IT Execs on Firing Line Over Security Breaches

The cost of data breaches may be getting a lot higher for IT professionals who are deemed to be responsible for failing to secure corporate information.

For example, Maureen Govern, AOL LLC's chief technology officer, abruptly resigned last week in the aftermath of a disclosure that the company had publicly released data on searches done by about 650,000 of its online subscribers. AOL also fired two workers in its research division, which was responsible for the release of the data and had been overseen by Govern.

It was the second time this month that high-level technology managers lost their jobs because of data breaches. On Aug. 3, Ohio University sacked two top IT managers for what it saw as their failure to prevent a series of breaches discovered at the Athens-based school in the spring.

In addition, university CIO William Sams announced in July that he will resign once someone is found to replace him, saying that "a new energy level and skill set" is needed in the school's IT organization. Sams is still on the job, though, and he wrote the termination letters sent to the two fired managers.

IT managers should expect firings and other harsh disciplinary actions to become more common as organizations face increasing public pressure to address data breaches that they suffer, said Robert Scott, managing partner at Dallas-based law firm Scott & Scott LLP.

"In order for companies to have a credible position in the marketplace, they're going to have to explain in a public way what they have done to address the issue," Scott said. "The risks that companies face from a liability and a reputation perspective are such that when breaches occur, people will not only need to be held accountable, but heads will have to roll."

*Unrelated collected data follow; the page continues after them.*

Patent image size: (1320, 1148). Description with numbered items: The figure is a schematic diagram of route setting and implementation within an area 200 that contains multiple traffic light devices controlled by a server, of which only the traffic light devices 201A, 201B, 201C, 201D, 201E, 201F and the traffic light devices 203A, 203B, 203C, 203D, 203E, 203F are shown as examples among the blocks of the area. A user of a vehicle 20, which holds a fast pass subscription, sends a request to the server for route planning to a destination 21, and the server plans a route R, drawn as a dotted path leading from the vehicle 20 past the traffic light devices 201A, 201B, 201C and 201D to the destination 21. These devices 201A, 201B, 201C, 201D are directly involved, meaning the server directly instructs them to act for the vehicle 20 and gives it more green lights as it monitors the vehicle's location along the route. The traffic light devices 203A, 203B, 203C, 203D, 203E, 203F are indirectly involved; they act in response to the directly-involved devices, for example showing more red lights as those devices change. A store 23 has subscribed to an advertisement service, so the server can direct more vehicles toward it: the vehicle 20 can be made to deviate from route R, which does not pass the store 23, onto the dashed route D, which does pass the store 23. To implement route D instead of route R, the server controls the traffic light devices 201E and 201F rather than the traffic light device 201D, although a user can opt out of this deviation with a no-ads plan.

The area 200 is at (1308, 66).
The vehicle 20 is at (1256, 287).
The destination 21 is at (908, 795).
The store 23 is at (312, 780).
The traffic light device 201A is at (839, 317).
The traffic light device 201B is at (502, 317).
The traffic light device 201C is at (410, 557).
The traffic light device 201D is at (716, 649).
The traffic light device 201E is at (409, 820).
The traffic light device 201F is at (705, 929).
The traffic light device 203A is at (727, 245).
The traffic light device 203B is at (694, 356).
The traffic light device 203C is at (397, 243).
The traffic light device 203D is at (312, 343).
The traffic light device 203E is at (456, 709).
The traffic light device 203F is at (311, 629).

Such "forced accountability" is at least partly the result of the intense media scrutiny that data breaches now receive, said Bob Hartland, director of IT, servers and networking systems at Baylor University in Waco, Texas. The attention has heightened public concerns and "made a lot of people nervous," he said.

Tim O'Pry, CTO at The Henssler Financial Group in Kennesaw, Ga., said that accountability is necessary and that it's reasonable to expect that people will lose their jobs if their negligence causes or contributes to a security breach.

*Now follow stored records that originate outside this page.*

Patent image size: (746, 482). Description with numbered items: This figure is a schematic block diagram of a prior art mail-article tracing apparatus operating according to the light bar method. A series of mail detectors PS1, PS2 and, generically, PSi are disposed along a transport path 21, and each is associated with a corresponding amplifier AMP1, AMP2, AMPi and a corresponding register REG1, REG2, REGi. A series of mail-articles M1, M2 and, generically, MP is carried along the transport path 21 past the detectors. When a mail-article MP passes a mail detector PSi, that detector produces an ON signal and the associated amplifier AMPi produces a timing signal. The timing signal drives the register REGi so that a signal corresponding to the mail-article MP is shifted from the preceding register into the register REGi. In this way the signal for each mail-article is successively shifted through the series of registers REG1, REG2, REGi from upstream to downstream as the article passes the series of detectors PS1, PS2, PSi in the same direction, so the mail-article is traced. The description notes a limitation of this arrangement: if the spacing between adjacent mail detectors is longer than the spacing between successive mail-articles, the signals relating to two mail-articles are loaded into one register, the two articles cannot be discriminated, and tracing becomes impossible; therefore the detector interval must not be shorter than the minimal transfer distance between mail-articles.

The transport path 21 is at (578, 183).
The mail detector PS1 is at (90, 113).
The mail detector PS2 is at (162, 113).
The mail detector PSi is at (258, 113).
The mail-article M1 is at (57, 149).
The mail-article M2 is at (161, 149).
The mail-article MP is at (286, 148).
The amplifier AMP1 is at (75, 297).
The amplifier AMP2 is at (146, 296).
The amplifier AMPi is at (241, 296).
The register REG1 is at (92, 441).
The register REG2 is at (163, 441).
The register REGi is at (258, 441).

The problem is that many times, the workers who are held responsible for breaches are only following what until then had been accepted practices within their companies, O'Pry said. And they may not have had the responsibility or authority to change the practices, he noted.

PAYING THE PRICE
AOL

WHAT HAPPENED: The company's research division bypassed required privacy reviews and posted the details of Internet searches done by more than 650,000 subscribers.

FALLOUT: AOL CTO Maureen Govern resigned last week and was replaced by her predecessor, and a researcher and a manager in the research division were fired.OHIO UNIVERSITY

WHAT HAPPENED: A series of security breaches was discovered on the school's network in April and May. One of them exposed confidential information on 137,000 people.

FALLOUT: CIO William Sams said he planned to resign, then he fired the director of communication network services and the manager of Internet and systems.

But as companies face increasing pressure to "do something" in the wake of a breach, the fallout often means demotions, firings or other personnel actions, said O'Pry. That approach is part of a wider tendency by corporate officials to deal with data security issues on a reactive basis, he added.

"This knee-jerk, after-the-fact mentality is pervasive with many aspects of security," O'Pry said.

"Somebody has to take the chop for [breaches]," said Lloyd Hession, chief security officer at BT Radianz, a New York-based company that offers telecommunications services to the financial industry. "The real question, though, is whether it's the right guys' heads that are rolling."

Forging closer ties with IT audit teams is a key to survival in the new environment, Hession advised. "If you think you have an issue, go to Audit and tell them about it," he said. If the audit group concurs that a security problem exists, it should be easier to get the resources needed to fix it, Hession added.

And if the auditors agree that there's an issue "and nobody does anything about it, you probably don't need to be falling on your sword" if a data breach does occur, he said.

Companywide outreach and communication also are critical, according to Scott.

Managers who are responsible for IT security "need to do a better job of articulating a business case [that] suggests that ignoring data security and shuffling it to the bottom of the priority list is a recipe for disaster," he said.

In addition to the incidents at AOL and Ohio University, the massive security breach disclosed by the U.S. Department of Veterans Affairs in May resulted in a shake-up that included the resignation of the agency's chief information security officer. But the CISO's departure is thought to have been driven by his frustration over organizational issues within the VA, which traditionally has split most IT and security responsibilities among its three main operating divisions.